I pondered attacking tradition, and questioning how long this abusive sport should continue simply because it is firmly entrenched in American history. The "Race for the Roses," is horseracing's version of the Super Bowl, with all the parties and rituals therein. At some point, the horserace becomes a side show- the culmination of champagne toasts and social gatherings. The sport, long given a "pass" by the media, is finally being viewed critically. Times columnist William Rhoden asked, "Why do we refuse to put the brutal game of racing in the realm of mistreatment of animals?" He asked, "At what point do we at least raise the question about the efficacy of thousand-pound horses racing at full throttle on spindly legs?"
That leads into the ethical perspective, as I could easily maintain that horseracing breeds dangerously fragile animals and drugs them for optimal performance- all while whipping them to the finish line and slaughtering the losers and injured.

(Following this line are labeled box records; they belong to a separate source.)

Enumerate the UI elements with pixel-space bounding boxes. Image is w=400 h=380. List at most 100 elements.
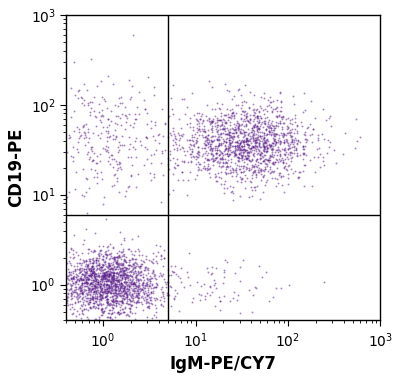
- Point: [143, 299, 150, 306]
- Point: [114, 279, 121, 285]
- Point: [262, 115, 268, 121]
- Point: [104, 290, 110, 296]
- Point: [250, 144, 257, 150]
- Point: [115, 309, 121, 315]
- Point: [260, 189, 266, 195]
- Point: [77, 256, 83, 262]
- Point: [307, 157, 314, 163]
- Point: [258, 166, 264, 172]
- Point: [95, 280, 101, 287]
- Point: [104, 293, 110, 299]
- Point: [194, 138, 201, 144]
- Point: [155, 273, 162, 279]
- Point: [108, 279, 115, 285]
- Point: [83, 287, 89, 293]
- Point: [88, 296, 94, 302]
- Point: [178, 279, 184, 285]
- Point: [123, 294, 130, 300]
- Point: [223, 169, 229, 176]
- Point: [114, 291, 120, 297]
- Point: [100, 269, 106, 275]
- Point: [238, 115, 244, 121]
- Point: [226, 135, 232, 141]
- Point: [126, 291, 132, 298]
- Point: [175, 177, 181, 183]
- Point: [100, 288, 106, 294]
- Point: [81, 280, 88, 286]
- Point: [88, 267, 94, 273]
- Point: [243, 136, 249, 142]
- Point: [301, 162, 307, 168]
- Point: [252, 124, 259, 130]
- Point: [98, 272, 104, 279]
- Point: [120, 252, 127, 258]
- Point: [111, 299, 118, 305]
- Point: [122, 271, 129, 277]
- Point: [104, 271, 111, 277]
- Point: [119, 300, 125, 306]
- Point: [292, 168, 298, 174]
- Point: [230, 150, 237, 156]
- Point: [98, 281, 104, 287]
- Point: [229, 168, 236, 174]
- Point: [184, 137, 190, 143]
- Point: [195, 149, 202, 155]
- Point: [205, 157, 211, 163]
- Point: [209, 147, 216, 153]
- Point: [139, 280, 146, 287]
- Point: [125, 275, 131, 281]
- Point: [100, 257, 106, 263]
- Point: [250, 127, 256, 133]
- Point: [85, 280, 91, 286]
- Point: [83, 283, 89, 289]
- Point: [121, 309, 128, 315]
- Point: [96, 262, 102, 268]
- Point: [222, 128, 229, 134]
- Point: [222, 151, 228, 157]
- Point: [227, 298, 233, 304]
- Point: [294, 152, 301, 158]
- Point: [69, 277, 76, 283]
- Point: [97, 280, 103, 286]
- Point: [201, 134, 208, 140]
- Point: [290, 170, 296, 176]
- Point: [134, 105, 140, 111]
- Point: [264, 148, 270, 154]
- Point: [120, 309, 126, 315]
- Point: [210, 158, 216, 164]
- Point: [112, 256, 118, 263]
- Point: [110, 164, 116, 170]
- Point: [288, 158, 294, 164]
- Point: [205, 166, 211, 173]
- Point: [304, 125, 310, 131]
- Point: [265, 157, 272, 163]
- Point: [131, 299, 137, 305]
- Point: [277, 152, 284, 158]
- Point: [80, 123, 86, 129]
- Point: [207, 284, 214, 290]
- Point: [84, 282, 90, 288]
- Point: [100, 256, 106, 263]
- Point: [216, 126, 223, 132]
- Point: [91, 166, 98, 173]
- Point: [144, 156, 150, 162]
- Point: [222, 159, 229, 165]
- Point: [70, 275, 77, 281]
- Point: [98, 169, 104, 175]
- Point: [115, 288, 122, 294]
- Point: [207, 283, 213, 289]
- Point: [125, 266, 131, 272]
- Point: [70, 274, 76, 280]
- Point: [246, 105, 252, 111]
- Point: [101, 269, 107, 275]
- Point: [208, 271, 214, 277]
- Point: [123, 290, 129, 296]
- Point: [273, 131, 279, 137]
- Point: [108, 281, 114, 287]
- Point: [228, 159, 234, 165]
- Point: [110, 282, 116, 288]
- Point: [246, 167, 252, 173]
- Point: [115, 277, 122, 283]
- Point: [141, 277, 147, 283]
- Point: [126, 305, 132, 311]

Wayne Pacelle from the Humane Society of the United States commented:
"Here are some of the historic problems. Drugging of injured horses to keep them running, which makes vulnerable horses more susceptible to breakdowns. Racing horses too young. Because the marquee events feature 3-year-olds, these horses must start racing at the tender age of two years, and that's well before their skeletal systems are sturdy enough to endure the pounding from the rigors of the race track. And third, racing horses on track surfaces that are not forgiving-with American tracks favoring dirt surfaces over grass or synthetics."
Finally, I considered the socio-economic argument that horseracing among the wealthy is analogous to the dog-fighting of the poor. It is a recreational "sport" fought by animal competitors which are bred and trained to perform at a high level for the amusement of bored humans. For the spectators, it is more about the atmosphere- the betting and drinking- than it is about the event. Most only care if their dog or horse wins, not about the dog or horse itself. Granted, the analogy breaks down within the pure horror of dog-fighting, but the wealthy should not assume moral superiority simply because the horses are "humanly" euthanized.

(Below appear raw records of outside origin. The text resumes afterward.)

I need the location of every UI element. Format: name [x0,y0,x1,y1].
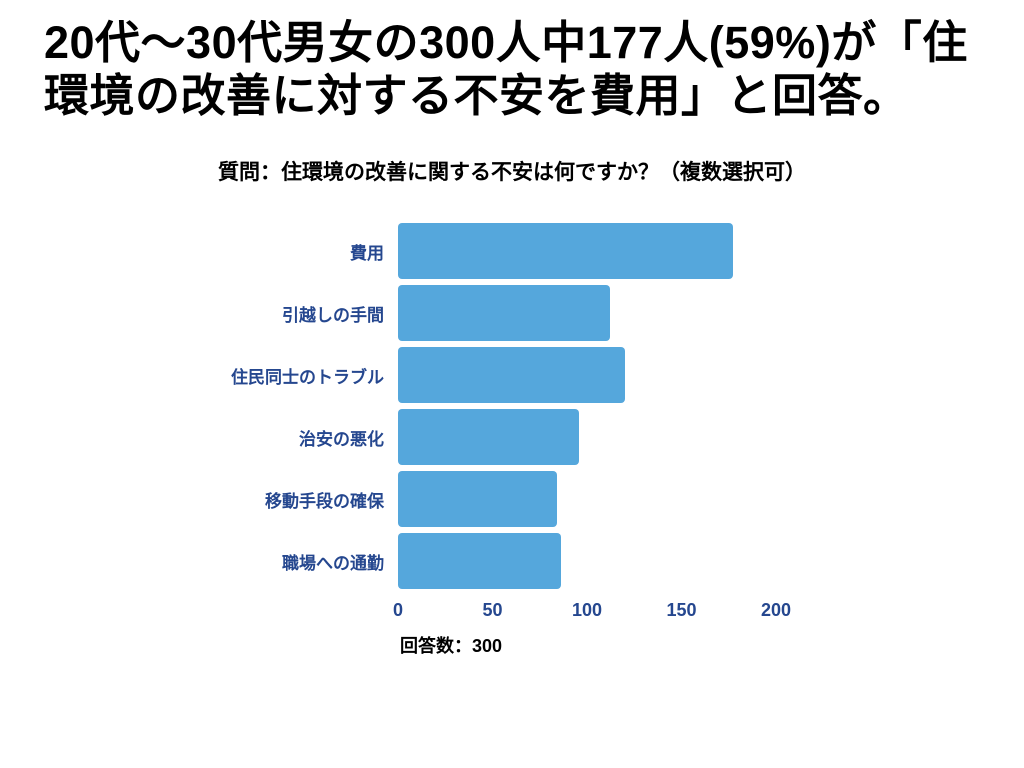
bar-track [398,533,776,590]
x-axis-ticks: 0 50 100 150 200 [393,600,791,626]
x-axis-label: 回答数：300 [400,636,503,657]
category-label: 引越しの手間 [282,305,384,325]
chart-bar-row: 住民同士のトラブル [0,344,1024,406]
bar-track [398,471,776,528]
chart-bar-row: 職場への通勤 [0,530,1024,592]
x-axis-tick: 0 [392,600,404,621]
chart-bar-row: 引越しの手間 [0,282,1024,344]
bar [398,223,733,280]
chart-bar-row: 治安の悪化 [0,406,1024,468]
bar [398,347,625,404]
bar-track [398,409,776,466]
bar [398,409,580,466]
bar-track [398,223,776,280]
x-axis-tick: 200 [760,600,792,621]
chart-rows: 費用引越しの手間住民同士のトラブル治安の悪化移動手段の確保職場への通勤 [0,220,1024,592]
bar [398,471,557,528]
category-label: 職場への通勤 [282,553,384,573]
x-axis-tick: 150 [666,600,697,621]
x-axis-tick: 100 [571,600,603,621]
horizontal-bar-chart: 費用引越しの手間住民同士のトラブル治安の悪化移動手段の確保職場への通勤 0 50 1… [0,220,1024,658]
category-label: 住民同士のトラブル [231,367,384,387]
bar [398,533,561,590]
category-label: 移動手段の確保 [265,491,384,511]
category-label: 費用 [350,243,384,263]
x-axis-tick: 50 [482,600,503,621]
chart-bar-row: 移動手段の確保 [0,468,1024,530]
chart-question-subtitle: 質問：住環境の改善に関する不安は何ですか？（複数選択可） [218,161,806,185]
bar-track [398,285,776,342]
page-title: 20代〜30代男女の300人中177人(59%)が「住環境の改善に対する不安を費… [44,17,968,122]
bar [398,285,610,342]
bar-track [398,347,776,404]
category-label: 治安の悪化 [299,429,384,449]
chart-bar-row: 費用 [0,220,1024,282]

It would seem that the number of approaches that I could take to illustrate the lack of integrity and lack of meaningfulness within horseracing indicates that there is a problem with this sport from a multitude of perspectives. It cannot be "fixed," though compromises will be accepted as horseracing is finally going to be under some inquiry. Although change will be slow and often unenforceable, the racing industry has been forming panels, committees and hosting summits on animal safety. Whether it is a sincere effort or a measure of placating the activists remains to be seen. Any decision will certainly consider the financial interest of those participating, so pardon my skepticism.
I could make it is easy for them- abolish the sport. That solves all of the problems, and hurts little more than a few wealthy people. As societies evolve, traditions sometimes fall by the wayside. Traditions much more significant than horseracing have been repealed. Horse owners could spend the money on things that actually matter; I can think of a million more things more enjoyable and meaningful than watching a horse fall to her death. Again.